In a circumference there are $99$ natural numbers. If $a$ and $b$ are two consecutive numbers in the circle, then they must satisfies one of the following conditions: $a-b=1, a-b=2$ or $\frac{a}{b}=2$. Prove that, in the circle exists a number multiple of $3$.
Let $ABCD$ a trapezium with $AB$ parallel to $CD, \Omega$ the circumcircle of $ABCD$ and $A_1,B_1$ points on segments $AC$ and $BC$ respectively, such that $DA_1B_1C$ is a cyclic cuadrilateral. Let $A_2$ and $B_2$ the symmetric points of $A_1$ and $B_1$ with respect of the midpoint of $AC$ and $BC$, respectively. Prove that points $A, B, A_2, B_2$ are concyclic.
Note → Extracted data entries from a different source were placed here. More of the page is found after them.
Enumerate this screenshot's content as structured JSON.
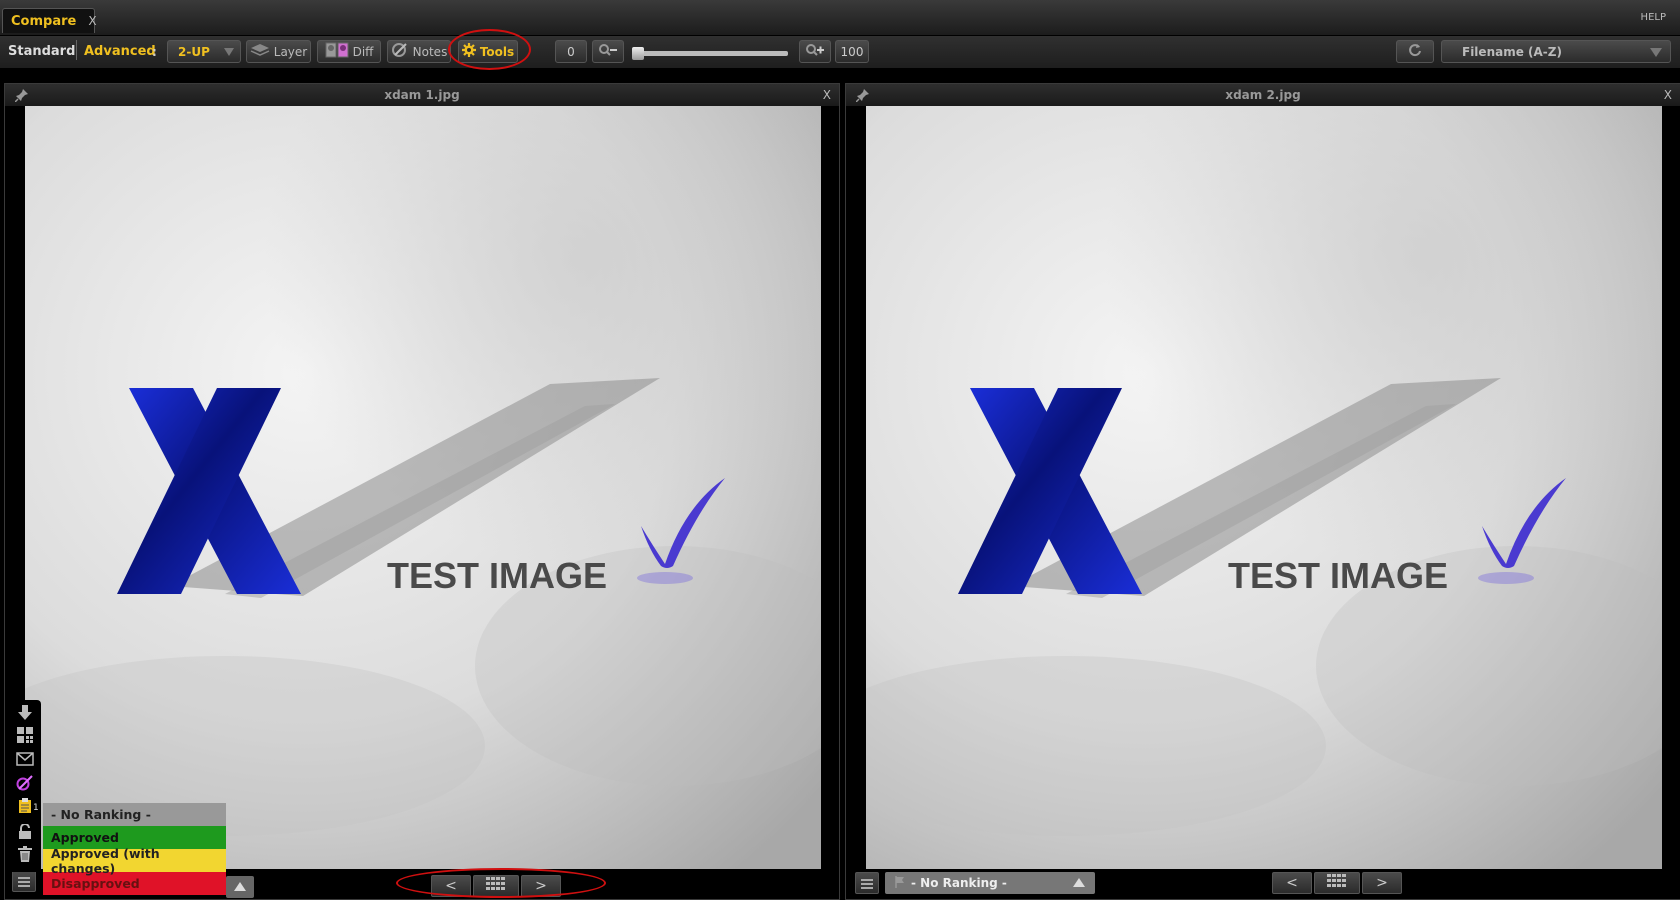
{
  "tab": {
    "label": "Compare",
    "close": "X"
  },
  "help": "HELP",
  "toolbar": {
    "standard": "Standard",
    "advanced": "Advanced",
    "colon": ":",
    "layout_value": "2-UP",
    "layer": "Layer",
    "diff": "Diff",
    "notes": "Notes",
    "tools": "Tools",
    "zoom_min": "0",
    "zoom_max": "100",
    "zoom_level": 0,
    "sort_value": "Filename (A-Z)"
  },
  "panes": [
    {
      "title": "xdam 1.jpg",
      "close": "X",
      "image": {
        "logo_letter": "X",
        "caption": "TEST IMAGE"
      },
      "nav": {
        "prev": "<",
        "next": ">"
      }
    },
    {
      "title": "xdam 2.jpg",
      "close": "X",
      "image": {
        "logo_letter": "X",
        "caption": "TEST IMAGE"
      },
      "nav": {
        "prev": "<",
        "next": ">"
      },
      "ranking": "- No Ranking -"
    }
  ],
  "ranking_options": [
    "- No Ranking -",
    "Approved",
    "Approved (with changes)",
    "Disapproved"
  ],
  "sidebar_badge": "1",
  "colors": {
    "accent": "#f0c020",
    "approved": "#1e9a1e",
    "approved_changes": "#f2d630",
    "disapproved": "#e01228",
    "annotation": "#d01010"
  }
}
Let $n>1$ be an integer. Find all non-constant real polynomials $P(x)$ satisfying , for any real $x$ , the identy \[P(x)P(x^2)P(x^3)\cdots P(x^n)=P(x^{\frac{n(n+1)}{2}})\]
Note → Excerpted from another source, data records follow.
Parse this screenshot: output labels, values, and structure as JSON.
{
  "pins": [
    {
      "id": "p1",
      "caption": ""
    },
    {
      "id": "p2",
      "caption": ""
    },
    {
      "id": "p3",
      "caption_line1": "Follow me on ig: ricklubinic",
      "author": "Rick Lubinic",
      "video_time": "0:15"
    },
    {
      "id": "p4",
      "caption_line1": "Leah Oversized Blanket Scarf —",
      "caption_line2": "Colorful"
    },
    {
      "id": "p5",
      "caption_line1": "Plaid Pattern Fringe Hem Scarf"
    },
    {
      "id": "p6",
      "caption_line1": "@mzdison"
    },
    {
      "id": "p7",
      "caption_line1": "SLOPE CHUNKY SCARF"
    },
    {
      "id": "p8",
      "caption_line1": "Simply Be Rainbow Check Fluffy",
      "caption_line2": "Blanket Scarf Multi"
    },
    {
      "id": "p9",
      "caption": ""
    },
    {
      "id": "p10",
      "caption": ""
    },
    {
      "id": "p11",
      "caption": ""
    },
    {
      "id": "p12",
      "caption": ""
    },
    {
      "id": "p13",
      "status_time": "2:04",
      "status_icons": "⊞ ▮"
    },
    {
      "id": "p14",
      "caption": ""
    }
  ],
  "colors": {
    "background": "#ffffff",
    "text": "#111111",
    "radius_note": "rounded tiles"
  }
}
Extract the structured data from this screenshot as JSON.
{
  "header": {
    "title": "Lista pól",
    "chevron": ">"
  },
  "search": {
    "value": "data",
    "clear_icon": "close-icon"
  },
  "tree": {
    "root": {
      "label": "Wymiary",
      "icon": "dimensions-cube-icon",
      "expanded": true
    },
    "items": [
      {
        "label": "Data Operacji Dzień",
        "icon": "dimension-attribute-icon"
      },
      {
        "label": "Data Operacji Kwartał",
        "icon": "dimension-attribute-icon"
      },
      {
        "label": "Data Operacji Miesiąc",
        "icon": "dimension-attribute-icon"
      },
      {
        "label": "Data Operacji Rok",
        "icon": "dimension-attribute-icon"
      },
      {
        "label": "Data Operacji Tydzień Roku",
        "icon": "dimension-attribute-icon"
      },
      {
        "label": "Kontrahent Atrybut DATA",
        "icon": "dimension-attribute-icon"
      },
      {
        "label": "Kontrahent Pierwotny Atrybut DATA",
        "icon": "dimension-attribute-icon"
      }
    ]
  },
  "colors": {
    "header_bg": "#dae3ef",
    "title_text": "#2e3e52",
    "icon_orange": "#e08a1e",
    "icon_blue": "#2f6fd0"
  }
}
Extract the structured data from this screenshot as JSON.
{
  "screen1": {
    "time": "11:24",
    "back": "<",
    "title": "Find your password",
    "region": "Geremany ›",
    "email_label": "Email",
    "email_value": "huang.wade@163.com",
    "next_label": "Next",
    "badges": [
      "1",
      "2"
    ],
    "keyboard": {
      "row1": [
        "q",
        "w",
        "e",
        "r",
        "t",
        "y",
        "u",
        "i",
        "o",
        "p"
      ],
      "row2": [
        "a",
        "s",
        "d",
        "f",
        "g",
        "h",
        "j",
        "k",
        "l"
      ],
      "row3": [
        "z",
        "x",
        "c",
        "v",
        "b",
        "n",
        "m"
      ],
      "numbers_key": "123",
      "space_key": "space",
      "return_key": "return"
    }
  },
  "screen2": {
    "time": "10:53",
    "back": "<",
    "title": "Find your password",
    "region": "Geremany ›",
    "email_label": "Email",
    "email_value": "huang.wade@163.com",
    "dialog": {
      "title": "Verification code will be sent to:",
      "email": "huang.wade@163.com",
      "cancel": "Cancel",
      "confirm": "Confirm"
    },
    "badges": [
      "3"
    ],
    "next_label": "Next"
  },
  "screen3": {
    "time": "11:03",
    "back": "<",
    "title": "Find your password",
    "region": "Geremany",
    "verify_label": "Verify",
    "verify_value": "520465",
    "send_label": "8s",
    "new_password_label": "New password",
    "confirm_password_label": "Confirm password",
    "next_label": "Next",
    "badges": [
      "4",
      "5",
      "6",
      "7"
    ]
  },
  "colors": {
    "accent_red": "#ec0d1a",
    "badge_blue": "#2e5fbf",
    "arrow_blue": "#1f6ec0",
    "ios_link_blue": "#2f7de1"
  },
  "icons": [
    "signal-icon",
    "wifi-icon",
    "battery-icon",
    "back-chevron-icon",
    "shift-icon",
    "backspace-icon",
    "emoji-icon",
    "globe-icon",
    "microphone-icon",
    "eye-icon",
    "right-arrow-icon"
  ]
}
The diagonals of a convex quadrilateral $ABCD$ intersect in $E$. Let $S_1, S_2, S_3$ and $S_4$ the areas of the triangles $AEB, BEC, CED, DEA$ respectively. Prove that, if exists real numbers $w, x, y$ and $z$ such that $$S_1=x+y+xy, S_2=y+z+yz, S_3=w+z+wz, S_4=w+x+wx,$$ then $E$ is the midpoint of $AC$ or $E$ is the midpoint of $BD$.
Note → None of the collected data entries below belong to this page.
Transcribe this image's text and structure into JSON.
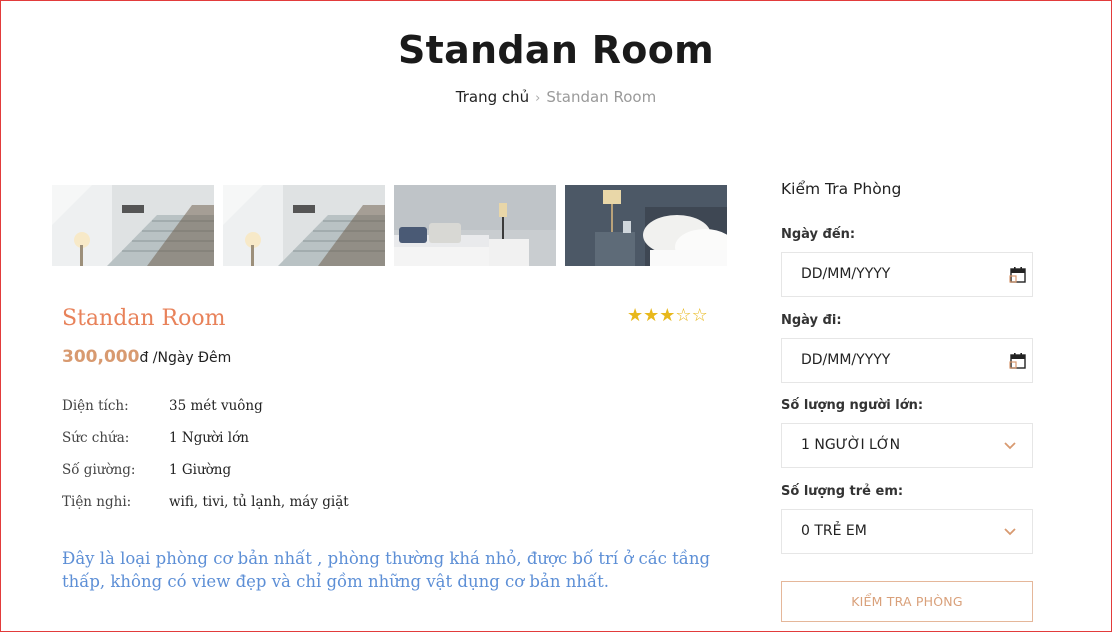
{
  "header": {
    "title": "Standan Room",
    "breadcrumb": {
      "home": "Trang chủ",
      "separator": "›",
      "current": "Standan Room"
    }
  },
  "gallery": {
    "images": [
      {
        "name": "staircase-photo-1"
      },
      {
        "name": "staircase-photo-2"
      },
      {
        "name": "bedroom-lamp-photo"
      },
      {
        "name": "bedroom-pillows-photo"
      }
    ]
  },
  "room": {
    "name": "Standan Room",
    "rating": 3,
    "rating_max": 5,
    "star_filled": "★",
    "star_empty": "☆",
    "price": "300,000",
    "price_unit": "đ /Ngày Đêm",
    "specs": [
      {
        "label": "Diện tích:",
        "value": "35 mét vuông"
      },
      {
        "label": "Sức chứa:",
        "value": "1 Người lớn"
      },
      {
        "label": "Số giường:",
        "value": "1 Giường"
      },
      {
        "label": "Tiện nghi:",
        "value": "wifi, tivi, tủ lạnh, máy giặt"
      }
    ],
    "description": "Đây là loại phòng cơ bản nhất , phòng thường khá nhỏ, được bố trí ở các tầng thấp, không có view đẹp và chỉ gồm những vật dụng cơ bản nhất."
  },
  "booking": {
    "title": "Kiểm Tra Phòng",
    "arrival_label": "Ngày đến:",
    "arrival_value": "DD/MM/YYYY",
    "departure_label": "Ngày đi:",
    "departure_value": "DD/MM/YYYY",
    "adults_label": "Số lượng người lớn:",
    "adults_value": "1 NGƯỜI LỚN",
    "children_label": "Số lượng trẻ em:",
    "children_value": "0 TRẺ EM",
    "submit_label": "KIỂM TRA PHÒNG"
  },
  "colors": {
    "accent": "#e8825a",
    "price": "#d89a70",
    "description": "#5d8fd6",
    "star": "#e8b81c",
    "frame": "#e23b3b"
  }
}
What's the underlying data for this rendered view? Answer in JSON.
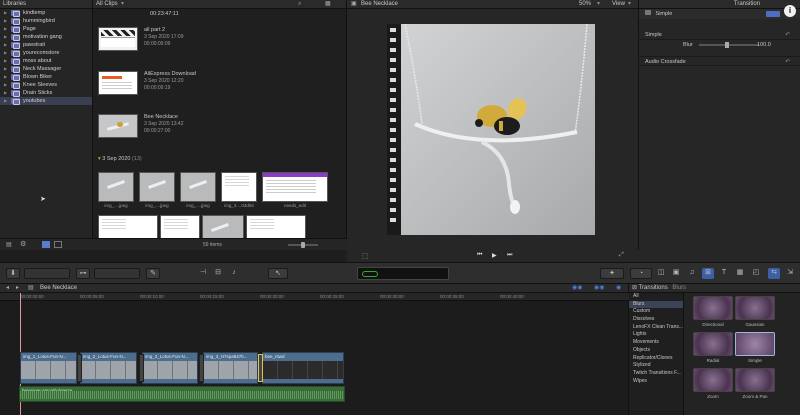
{
  "libraries": {
    "title": "Libraries",
    "items": [
      {
        "label": "kindtemp"
      },
      {
        "label": "hummingbird"
      },
      {
        "label": "Page"
      },
      {
        "label": "motivation gang"
      },
      {
        "label": "pawstrait"
      },
      {
        "label": "yourecomstore"
      },
      {
        "label": "moss about"
      },
      {
        "label": "Neck Massager"
      },
      {
        "label": "Blown Biker"
      },
      {
        "label": "Knee Sleeves"
      },
      {
        "label": "Drain Sticks"
      },
      {
        "label": "youtubes"
      }
    ],
    "selected": "youtubes"
  },
  "browser": {
    "filter": "All Clips",
    "top_time": "00:23:47:11",
    "clips": [
      {
        "name": "all part 2",
        "date": "3 Sep 2020 17:09",
        "duration": "00:00:09:09"
      },
      {
        "name": "AliExpress Download",
        "date": "3 Sep 2020 12:20",
        "duration": "00:00:09:19"
      },
      {
        "name": "Bee Necklace",
        "date": "3 Sep 2020 13:42",
        "duration": "00:00:27:00"
      }
    ],
    "group_label": "3 Sep 2020",
    "group_count": "(13)",
    "grid_labels": [
      "img_....jpeg",
      "img_....jpeg",
      "img_....jpeg",
      "img_3....03d92",
      "needs_edit"
    ],
    "item_count": "59 items"
  },
  "viewer": {
    "title": "Bee Necklace",
    "zoom": "50%",
    "view_label": "View"
  },
  "inspector": {
    "tab": "Transition",
    "name": "Simple",
    "section": "Simple",
    "blur_label": "Blur",
    "blur_value": "100.0",
    "audio_section": "Audio Crossfade"
  },
  "timeline": {
    "project": "Bee Necklace",
    "timecodes": [
      "00:00:00:00",
      "00:00:05:00",
      "00:00:10:00",
      "00:00:15:00",
      "00:00:20:00",
      "00:00:25:00",
      "00:00:30:00",
      "00:00:35:00",
      "00:00:40:00"
    ],
    "clips": [
      {
        "label": "img_1_Lotus-Fun-N..."
      },
      {
        "label": "img_2_Lotus-Fun-N..."
      },
      {
        "label": "img_3_Lotus-Fun-N..."
      },
      {
        "label": "img_3_H7spa847b..."
      },
      {
        "label": "bee_ntwd"
      }
    ],
    "audio_label": "beneaver-smooth-breeze"
  },
  "transitions": {
    "title": "Transitions",
    "filter": "Blurs",
    "categories": [
      "All",
      "Blurs",
      "Custom",
      "Dissolves",
      "LenoFX Clean Trans...",
      "Lights",
      "Movements",
      "Objects",
      "Replicator/Clones",
      "Stylized",
      "Twitch Transitions F...",
      "Wipes"
    ],
    "selected_category": "Blurs",
    "items": [
      {
        "label": "Directional"
      },
      {
        "label": "Gaussian"
      },
      {
        "label": "Radial"
      },
      {
        "label": "Simple"
      },
      {
        "label": "Zoom"
      },
      {
        "label": "Zoom & Pan"
      }
    ],
    "selected_item": "Simple"
  },
  "colors": {
    "accent": "#6b6fa8",
    "video_clip": "#4c6d8d",
    "audio_clip": "#3a6d3a",
    "selection": "#3b4357"
  }
}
Martin and Chayo have an bag with $2016$ chocolates each one. Both empty his bag on a table making a pile of chocolates. They decide to make a competence to see who gets the chocolates, as follows: A movement consist that a player take two chocolates of his pile, keep a chocolate in his bag and put the other chocolate in the pile of the other player, in his turn the player needs to make at least one movement and he can repeat as many times as he wish before passing his turn. Lost the player that can not make at least one movement in his turn. If Martin starts the game, who can ensure the victory and keep all the chocolates?
Let $M$ the midpoint of $AC$ of an acutangle triangle $ABC$ with $AB>BC$. Let $\Omega$ the circumcircle of $ABC$. Let $P$ the intersection of the tangents to $\Omega$ in point $A$ and $C$ and $S$ the intersection of $BP$ and $AC$. Let $AD$ the altitude of triangle $ABP$ with $D$ in $BP$ and $\omega$ the circumcircle of triangle $CSD$. Let $K$ and $C$ the intersections of $\omega$ and $\Omega (K\neq C)$. Prove that $\angle CKM=90^\circ$.